Chorava muito, agoniado. Tragam de volta a minha divindade. Tragam de volta o meu gosto pela vida, a minha vida, o meu quarto. Agora eu preciso me recompor. Já foi, já era. Camen, me ajude a entender esse “ré” trespassando uma clave de “sol”. Que doença será essa? Rose, você era só um cantor. Você não sabia afinar. Você nem sabia tocar nada. O que será que está acontecendo? Porque tantas ambulâncias? Não estou ficando louco, me soltem.
Para onde estão me levando? Nossa, as paredes estão ficando brancas. O chão é macio e tudo cheira a novo. Consigo ler. As notas passam pelos braços dos enfermeiros. Mamãe está ali na cadeira. Mas está chorando. Não entendo essa gente. Chora por tudo. ME LARGUEM!
Dei um sopapo no primeiro enfermeiro. Ele recuou, mas logo precipitou-se com uma seringa pra cima de mim. Todos gritavam. O maior escarcéu. Deviam entender o meu sofrimento. O meu herói tinha sido massacrado por farinha e nem por isso eu estava com ele. Ele precisou de mim e eu não puder dar aconchego, um ombro amigo.
Seguro em uma barra branca, dei de cara com a parede fofa. Logo senti uns estalos no meu peito. Meu corpo se contraía, se retraía. Sempre isso. Um homem branco de branco, Colocava duas chapas sobre o meu peito. Um sujeito de lilás balançava uma das mãos na frente dos meus olhos. Ainda vi quando um gritou:” Nova parada cardíaca!”.
Caí no meio das notas. Os cadernos estavam lá, brincando de ciranda. Iam rodando, rodando, rodando junto comigo. Nos demos as mãos e começamos a rodar, cada nota grunhido o seu som. Algumas passavam brigando e formando solos. Eu ia sorrindo, sorrindo,gostando, até ter um novo desprazer. Meu peito ardido. As chapas queimavam. Cada vez que o branco de branco encostava aquilo em mim, pegava fogo.

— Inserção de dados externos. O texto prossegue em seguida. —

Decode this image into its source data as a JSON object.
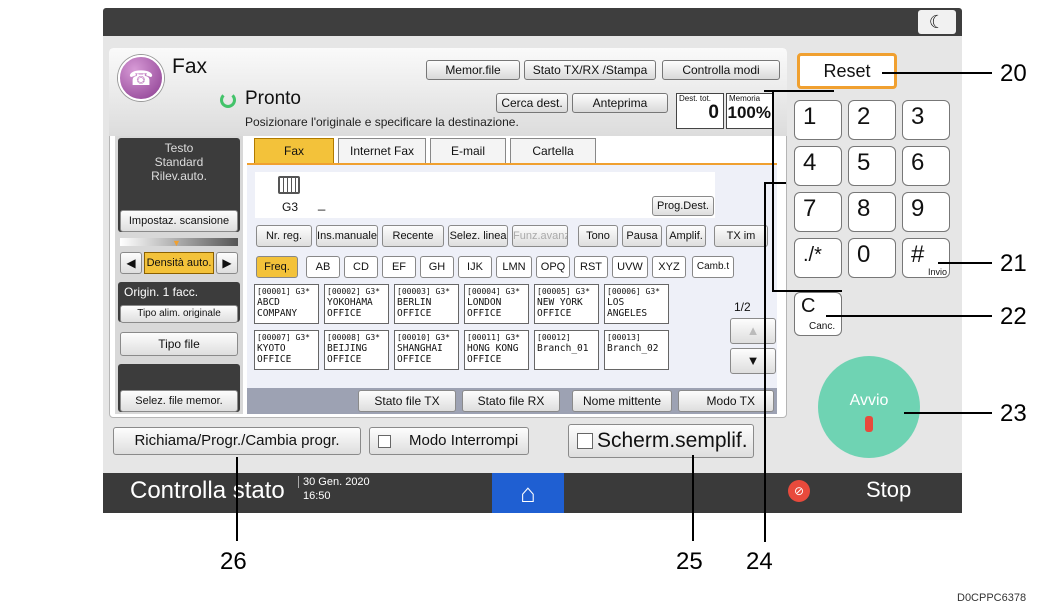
{
  "header": {
    "app": "Fax",
    "status": "Pronto",
    "message": "Posizionare l'originale e specificare la destinazione.",
    "dest_total_label": "Dest. tot.",
    "dest_total_value": "0",
    "memory_label": "Memoria",
    "memory_value": "100%"
  },
  "top_buttons": {
    "memor_file": "Memor.file",
    "stato": "Stato TX/RX /Stampa",
    "controlla": "Controlla modi"
  },
  "search": {
    "cerca": "Cerca dest.",
    "anteprima": "Anteprima"
  },
  "sidebar": {
    "scan_lines": [
      "Testo",
      "Standard",
      "Rilev.auto."
    ],
    "impostaz": "Impostaz. scansione",
    "densita": "Densità auto.",
    "origin": "Origin. 1 facc.",
    "tipo_alim": "Tipo alim. originale",
    "tipo_file": "Tipo file",
    "selez_file": "Selez. file memor."
  },
  "tabs": [
    "Fax",
    "Internet Fax",
    "E-mail",
    "Cartella"
  ],
  "entry": {
    "g3": "G3",
    "cursor": "_",
    "prog_dest": "Prog.Dest."
  },
  "func_buttons": [
    "Nr. reg.",
    "Ins.manuale",
    "Recente",
    "Selez. linea",
    "Funz.avanz.",
    "Tono",
    "Pausa",
    "Amplif.",
    "TX im"
  ],
  "alpha_tabs": [
    "Freq.",
    "AB",
    "CD",
    "EF",
    "GH",
    "IJK",
    "LMN",
    "OPQ",
    "RST",
    "UVW",
    "XYZ",
    "Camb.t"
  ],
  "destinations": [
    {
      "id": "[00001] G3*",
      "name": "ABCD COMPANY"
    },
    {
      "id": "[00002] G3*",
      "name": "YOKOHAMA OFFICE"
    },
    {
      "id": "[00003] G3*",
      "name": "BERLIN OFFICE"
    },
    {
      "id": "[00004] G3*",
      "name": "LONDON OFFICE"
    },
    {
      "id": "[00005] G3*",
      "name": "NEW YORK OFFICE"
    },
    {
      "id": "[00006] G3*",
      "name": "LOS ANGELES"
    },
    {
      "id": "[00007] G3*",
      "name": "KYOTO OFFICE"
    },
    {
      "id": "[00008] G3*",
      "name": "BEIJING OFFICE"
    },
    {
      "id": "[00010] G3*",
      "name": "SHANGHAI OFFICE"
    },
    {
      "id": "[00011] G3*",
      "name": "HONG KONG OFFICE"
    },
    {
      "id": "[00012]",
      "name": "Branch_01"
    },
    {
      "id": "[00013]",
      "name": "Branch_02"
    }
  ],
  "page_indicator": "1/2",
  "bottom_tabs": [
    "Stato file TX",
    "Stato file RX",
    "Nome mittente",
    "Modo TX"
  ],
  "lower_buttons": {
    "richiama": "Richiama/Progr./Cambia progr.",
    "interrompi": "Modo Interrompi",
    "scherm": "Scherm.semplif."
  },
  "status_bar": {
    "controlla": "Controlla stato",
    "date": "30 Gen. 2020",
    "time": "16:50",
    "stop": "Stop"
  },
  "keypad": {
    "reset": "Reset",
    "keys": [
      "1",
      "2",
      "3",
      "4",
      "5",
      "6",
      "7",
      "8",
      "9",
      "./*",
      "0",
      "#"
    ],
    "invio": "Invio",
    "clear": "C",
    "canc": "Canc.",
    "avvio": "Avvio"
  },
  "callouts": [
    "20",
    "21",
    "22",
    "23",
    "24",
    "25",
    "26"
  ],
  "figure_code": "D0CPPC6378",
  "colors": {
    "accent": "#f0a030",
    "start": "#6fd3b3",
    "status_ok": "#43c36a"
  }
}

Eu não via mais a chuva. Fiquei um tempinho esperando. O som dos pássaros invadia a pequena sala, onde eu me encontrava deitado. Quase esquecera do Camen. Nem ganhou o disco de ouro, nem o de platina, nem o de farinha. Alguns médicos me rodeavam. Mamãe chorando numa poltrona, eu muito suado. Eu sentia o sangue minando pelo nariz. Eu sentia o sangue passando pela boca, caindo pelo pescoço, chegando ao peito, já empapado de sangue.
A chuva ainda estava caindo. Chuva bruta. Chuva forte
O meu quarto não parecia mais estar ali. A lua vinha ganhando forma de pêra em vez de de lua mesmo. Minhas mãos tremiam. A coragem bateu. Tudo iluminado. Estava suando muito novamente. Mamãe nem tinha subido. A chuva era tão forte que tinha entrado e alagado todo o sótão. Foi tudo questão de tempo. A dose, a seringa, a chapa, o doutor, a mamãe, Camen.
Sem nenhum motivo aparente, dei de ombros e voltei aos cadernos. O remédio estava fazendo efeito.